Este bônus demográfico tem prazo para acabar. Até meados do século, o contínuo envelhecimento da população fecha esta janela de oportunidade. E taxas de natalidade persistentemente baixas lançam o país rumo à etapa final da transição demográfica.
Campanhas para acelerar os primeiros estágios da transição já se mostraram eficientes, como mostram a China e, principalmente, a Coreia do Sul. Nos anos 1970, Seul divulgava os seguintes lemas: "pare em dois (filhos), independente do sexo " e "uma garota bem criada vale por dois garotos". Nos anos 1980, a chave era "dois (filhos) é demais".
Hoje em dia o país tem o perfil demográfico que os europeus levaram séculos para alcançar – e as mesmas preocupações.
Já as tentativas de reverter a transição têm se mostrado em geral ineficazes e não raro ridículas, como o "dia do sexo". Instituída em 2007 na província russa de Ulyanovsk, a campanha premiava famílias com um veículo utilitário por cada bebê nascido nove meses depois do "dia do sexo".
Paz geriátrica
Demógrafos tratam esta transição como uma fatalidade – efeito do próprio desenvolvimento humano. Disso decorre, como exemplo mais óbvio, que os custos com aposentadorias serão crescentes (mais de um quarto do PIB europeu até 2040).
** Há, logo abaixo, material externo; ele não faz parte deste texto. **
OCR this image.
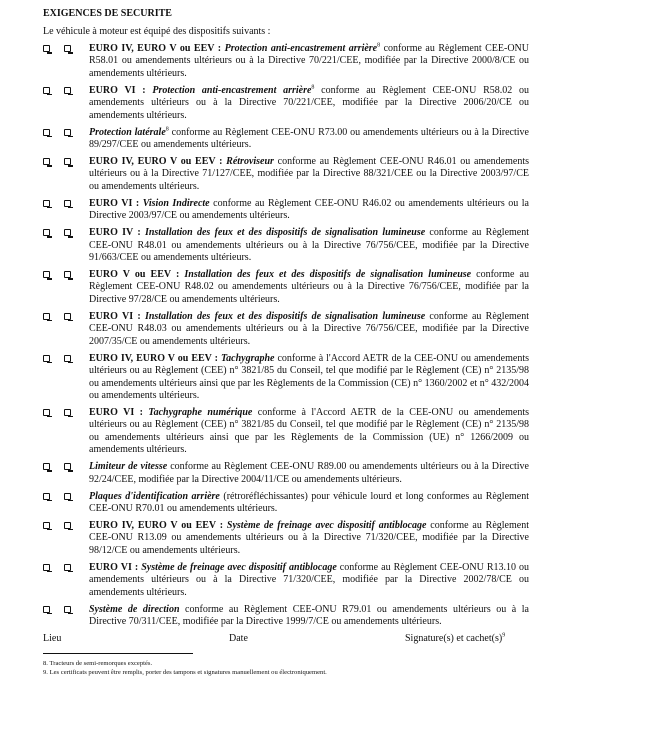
EXIGENCES DE SECURITE
Le véhicule à moteur est équipé des dispositifs suivants :
EURO IV, EURO V ou EEV : Protection anti-encastrement arrière$^8$ conforme au Règlement CEE-ONU R58.01 ou amendements ultérieurs ou à la Directive 70/221/CEE, modifiée par la Directive 2000/8/CE ou amendements ultérieurs.
EURO VI : Protection anti-encastrement arrière$^8$ conforme au Règlement CEE-ONU R58.02 ou amendements ultérieurs ou à la Directive 70/221/CEE, modifiée par la Directive 2006/20/CE ou amendements ultérieurs.
Protection latérale$^8$ conforme au Règlement CEE-ONU R73.00 ou amendements ultérieurs ou à la Directive 89/297/CEE ou amendements ultérieurs.
EURO IV, EURO V ou EEV : Rétroviseur conforme au Règlement CEE-ONU R46.01 ou amendements ultérieurs ou à la Directive 71/127/CEE, modifiée par la Directive 88/321/CEE ou la Directive 2003/97/CE ou amendements ultérieurs.
EURO VI : Vision Indirecte conforme au Règlement CEE-ONU R46.02 ou amendements ultérieurs ou la Directive 2003/97/CE ou amendements ultérieurs.
EURO IV : Installation des feux et des dispositifs de signalisation lumineuse conforme au Règlement CEE-ONU R48.01 ou amendements ultérieurs ou à la Directive 76/756/CEE, modifiée par la Directive 91/663/CEE ou amendements ultérieurs.
EURO V ou EEV : Installation des feux et des dispositifs de signalisation lumineuse conforme au Règlement CEE-ONU R48.02 ou amendements ultérieurs ou à la Directive 76/756/CEE, modifiée par la Directive 97/28/CE ou amendements ultérieurs.
EURO VI : Installation des feux et des dispositifs de signalisation lumineuse conforme au Règlement CEE-ONU R48.03 ou amendements ultérieurs ou à la Directive 76/756/CEE, modifiée par la Directive 2007/35/CE ou amendements ultérieurs.
EURO IV, EURO V ou EEV : Tachygraphe conforme à l'Accord AETR de la CEE-ONU ou amendements ultérieurs ou au Règlement (CEE) n° 3821/85 du Conseil, tel que modifié par le Règlement (CE) n° 2135/98 ou amendements ultérieurs ainsi que par les Règlements de la Commission (CE) n° 1360/2002 et n° 432/2004 ou amendements ultérieurs.
EURO VI : Tachygraphe numérique conforme à l'Accord AETR de la CEE-ONU ou amendements ultérieurs ou au Règlement (CEE) n° 3821/85 du Conseil, tel que modifié par le Règlement (CE) n° 2135/98 ou amendements ultérieurs ainsi que par les Règlements de la Commission (UE) n° 1266/2009 ou amendements ultérieurs.
Limiteur de vitesse conforme au Règlement CEE-ONU R89.00 ou amendements ultérieurs ou à la Directive 92/24/CEE, modifiée par la Directive 2004/11/CE ou amendements ultérieurs.
Plaques d'identification arrière (rétroréfléchissantes) pour véhicule lourd et long conformes au Règlement CEE-ONU R70.01 ou amendements ultérieurs.
EURO IV, EURO V ou EEV : Système de freinage avec dispositif antiblocage conforme au Règlement CEE-ONU R13.09 ou amendements ultérieurs ou à la Directive 71/320/CEE, modifiée par la Directive 98/12/CE ou amendements ultérieurs.
EURO VI : Système de freinage avec dispositif antiblocage conforme au Règlement CEE-ONU R13.10 ou amendements ultérieurs ou à la Directive 71/320/CEE, modifiée par la Directive 2002/78/CE ou amendements ultérieurs.
Système de direction conforme au Règlement CEE-ONU R79.01 ou amendements ultérieurs ou à la Directive 70/311/CEE, modifiée par la Directive 1999/7/CE ou amendements ultérieurs.
Lieu	Date	Signature(s) et $cachet(s)^9$
8. Tracteurs de semi-remorques exceptés.
9. Les certificats peuvent être remplis, porter des tampons et signatures manuellement ou électroniquement.
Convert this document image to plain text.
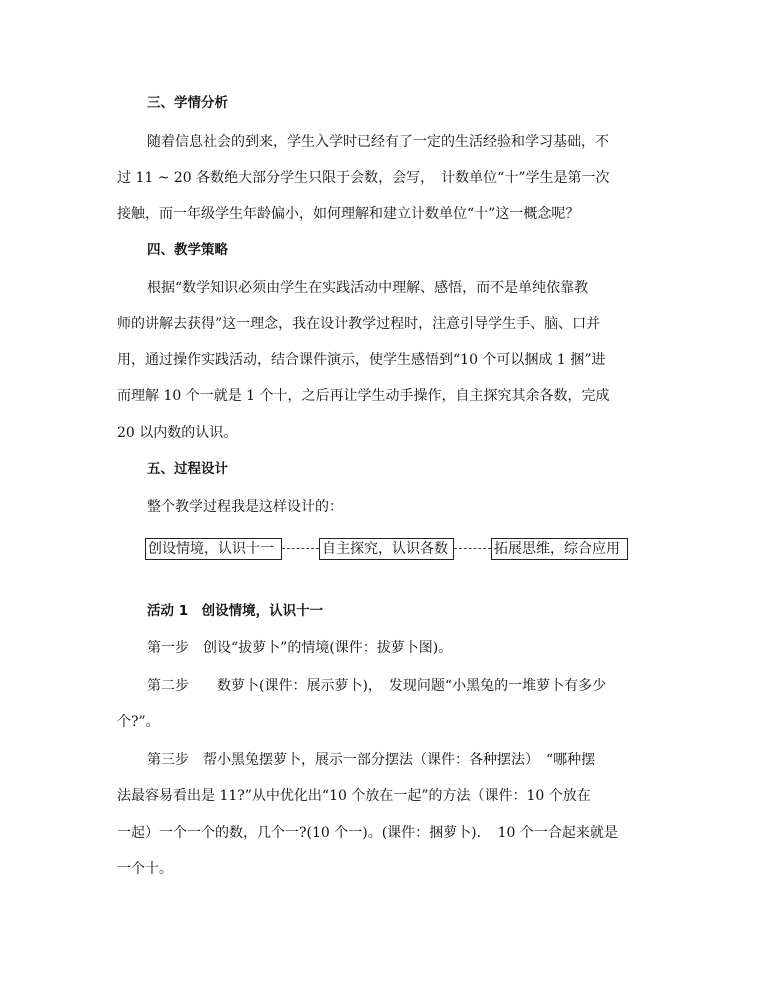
三、学情分析
随着信息社会的到来，学生入学时已经有了一定的生活经验和学习基础，不
过 11 ~ 20 各数绝大部分学生只限于会数，会写，　计数单位“十”学生是第一次
接触，而一年级学生年龄偏小，如何理解和建立计数单位“十”这一概念呢？
四、教学策略
根据“数学知识必须由学生在实践活动中理解、感悟，而不是单纯依靠教
师的讲解去获得”这一理念，我在设计教学过程时，注意引导学生手、脑、口并
用，通过操作实践活动，结合课件演示，使学生感悟到“10 个可以捆成 1 捆”进
而理解 10 个一就是 1 个十，之后再让学生动手操作，自主探究其余各数，完成
20 以内数的认识。
五、过程设计
整个教学过程我是这样设计的：
创设情境，认识十一	自主探究，认识各数	拓展思维，综合应用
活动 1　创设情境，认识十一
第一步　创设“拔萝卜”的情境(课件：拔萝卜图)。
第二步　　数萝卜(课件：展示萝卜)，　发现问题“小黑兔的一堆萝卜有多少
个?”。
第三步　帮小黑兔摆萝卜，展示一部分摆法（课件：各种摆法）　“哪种摆
法最容易看出是 11?”从中优化出“10 个放在一起”的方法（课件：10 个放在
一起）一个一个的数，几个一?(10 个一)。(课件：捆萝卜)．　10 个一合起来就是
一个十。
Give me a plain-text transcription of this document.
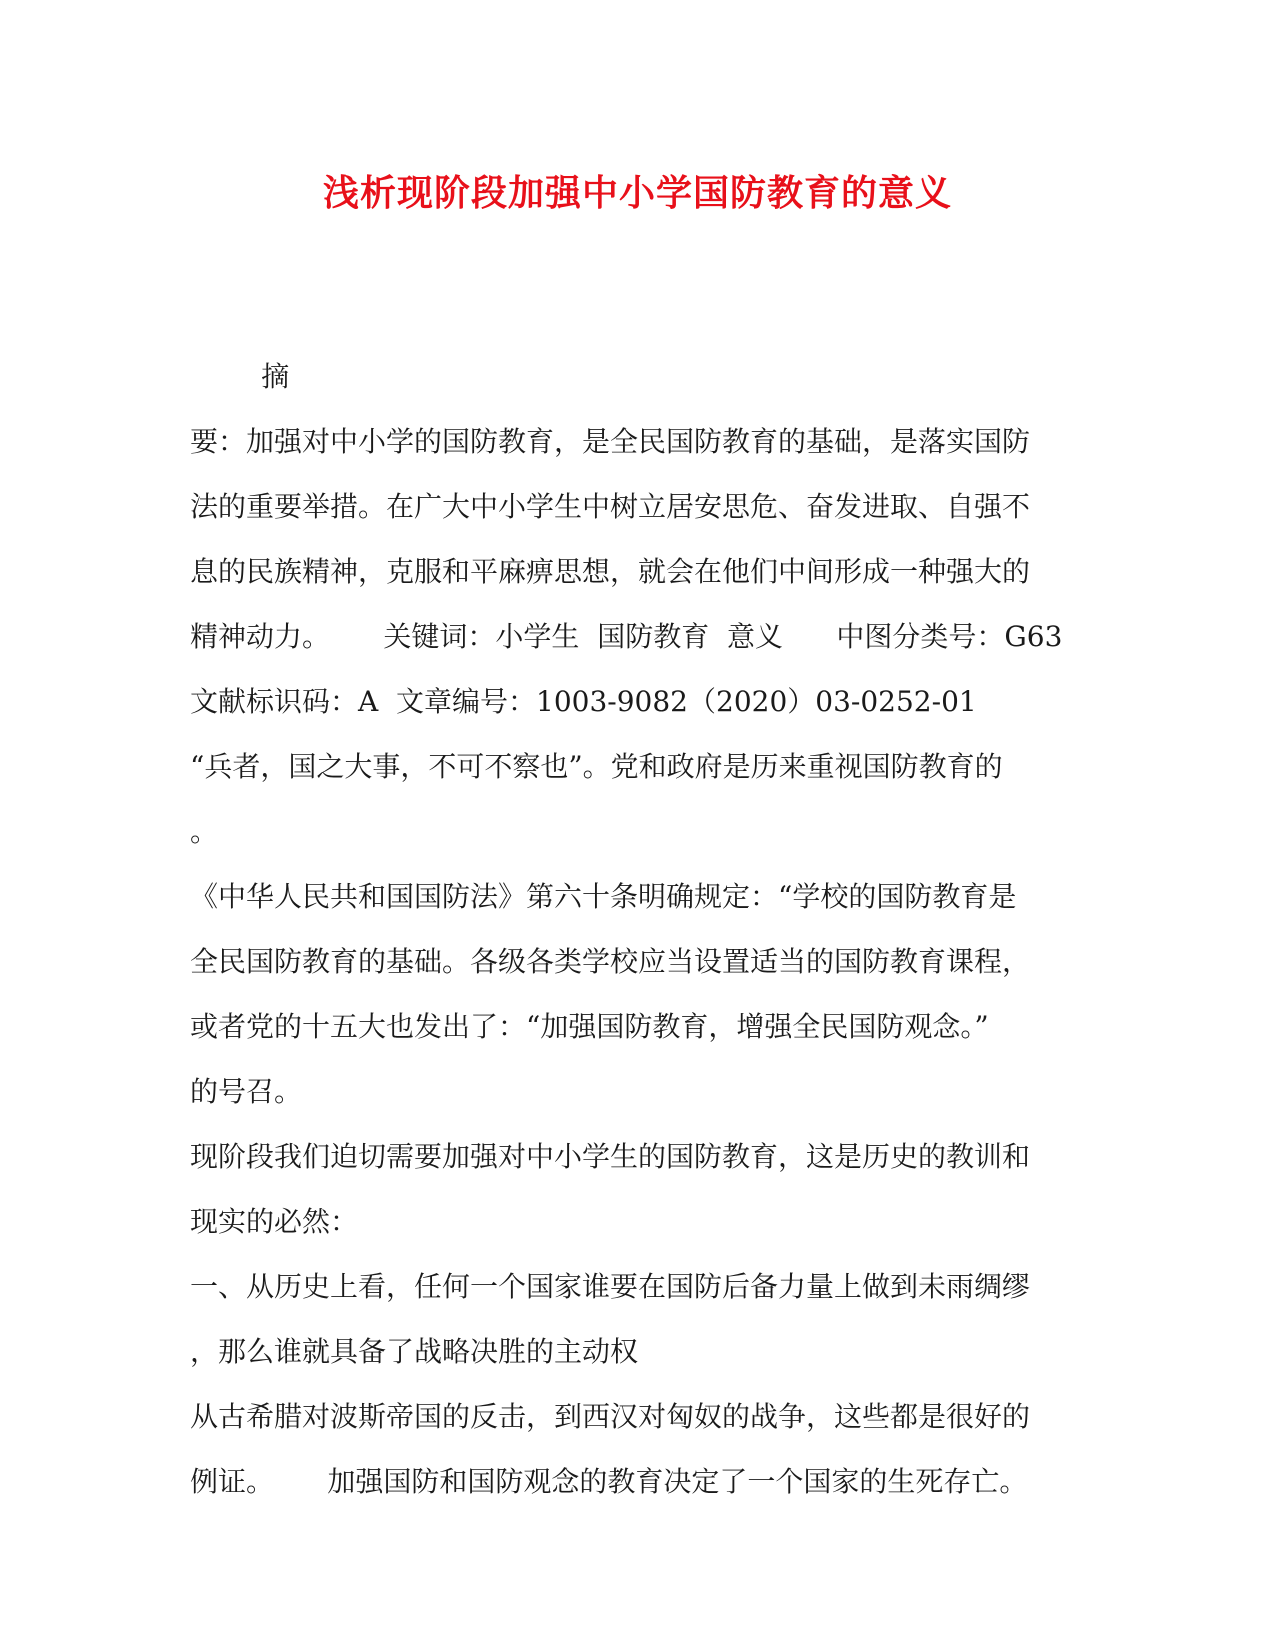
浅析现阶段加强中小学国防教育的意义
摘
要：加强对中小学的国防教育，是全民国防教育的基础，是落实国防
法的重要举措。在广大中小学生中树立居安思危、奋发进取、自强不
息的民族精神，克服和平麻痹思想，就会在他们中间形成一种强大的
精神动力。      关键词：小学生  国防教育  意义      中图分类号：G63
文献标识码：A  文章编号：1003-9082（2020）03-0252-01
“兵者，国之大事，不可不察也”。党和政府是历来重视国防教育的
。
《中华人民共和国国防法》第六十条明确规定：“学校的国防教育是
全民国防教育的基础。各级各类学校应当设置适当的国防教育课程，
或者党的十五大也发出了：“加强国防教育，增强全民国防观念。”
的号召。
现阶段我们迫切需要加强对中小学生的国防教育，这是历史的教训和
现实的必然：
一、从历史上看，任何一个国家谁要在国防后备力量上做到未雨绸缪
，那么谁就具备了战略决胜的主动权
从古希腊对波斯帝国的反击，到西汉对匈奴的战争，这些都是很好的
例证。      加强国防和国防观念的教育决定了一个国家的生死存亡。
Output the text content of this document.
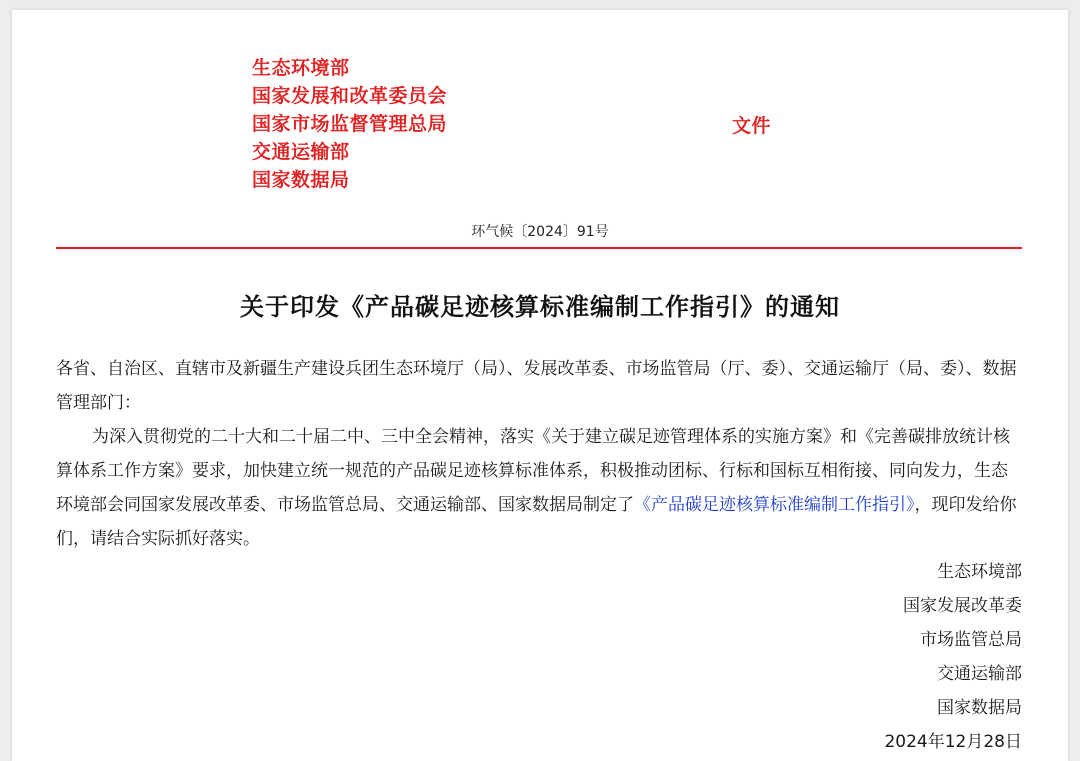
生态环境部
国家发展和改革委员会
国家市场监督管理总局
交通运输部
国家数据局
文件
环气候〔2024〕91号
关于印发《产品碳足迹核算标准编制工作指引》的通知

各省、自治区、直辖市及新疆生产建设兵团生态环境厅（局）、发展改革委、市场监管局（厅、委）、交通运输厅（局、委）、数据管理部门：

为深入贯彻党的二十大和二十届二中、三中全会精神，落实《关于建立碳足迹管理体系的实施方案》和《完善碳排放统计核算体系工作方案》要求，加快建立统一规范的产品碳足迹核算标准体系，积极推动团标、行标和国标互相衔接、同向发力，生态环境部会同国家发展改革委、市场监管总局、交通运输部、国家数据局制定了《产品碳足迹核算标准编制工作指引》，现印发给你们，请结合实际抓好落实。

生态环境部
国家发展改革委
市场监管总局
交通运输部
国家数据局
2024年12月28日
E que será cada vez mais comum o modelo chinês conhecido como 4-2-1, resultado da política de filho único com o aumento da longevidade: um filho sustenta o pai, a mãe e os quatro avós. Mas há também um efeito até pouco tempo atrás inesperado: sociedades com mais adultos e velhos tendem a ser mais pacíficas.
Estudando a frequência de golpes, guerras civis e confrontos entre países vizinhos, demógrafos encontraram a seguinte relação: onde a faixa etária predominante é jovem, são maiores as chances de conflito armado; onde predominam os adultos e os idosos, são maiores as chances de uma democracia liberal.
A explicação para isso é que gangues, milícias e revoltas populares têm um custo de mobilização muito mais baixo onde há jovens em excesso e empregos em escassez.
As evidências desta hipótese podem ser encontradas em diversas épocas e continentes: nos Bálcãs, na América Latina e no Sudeste Asiático de décadas recentes e também no Oriente Médio e norte da África dos dias de hoje. Também esta oportunidade de "paz geriátrica" exigirá maior atenção aos recados da demografia política.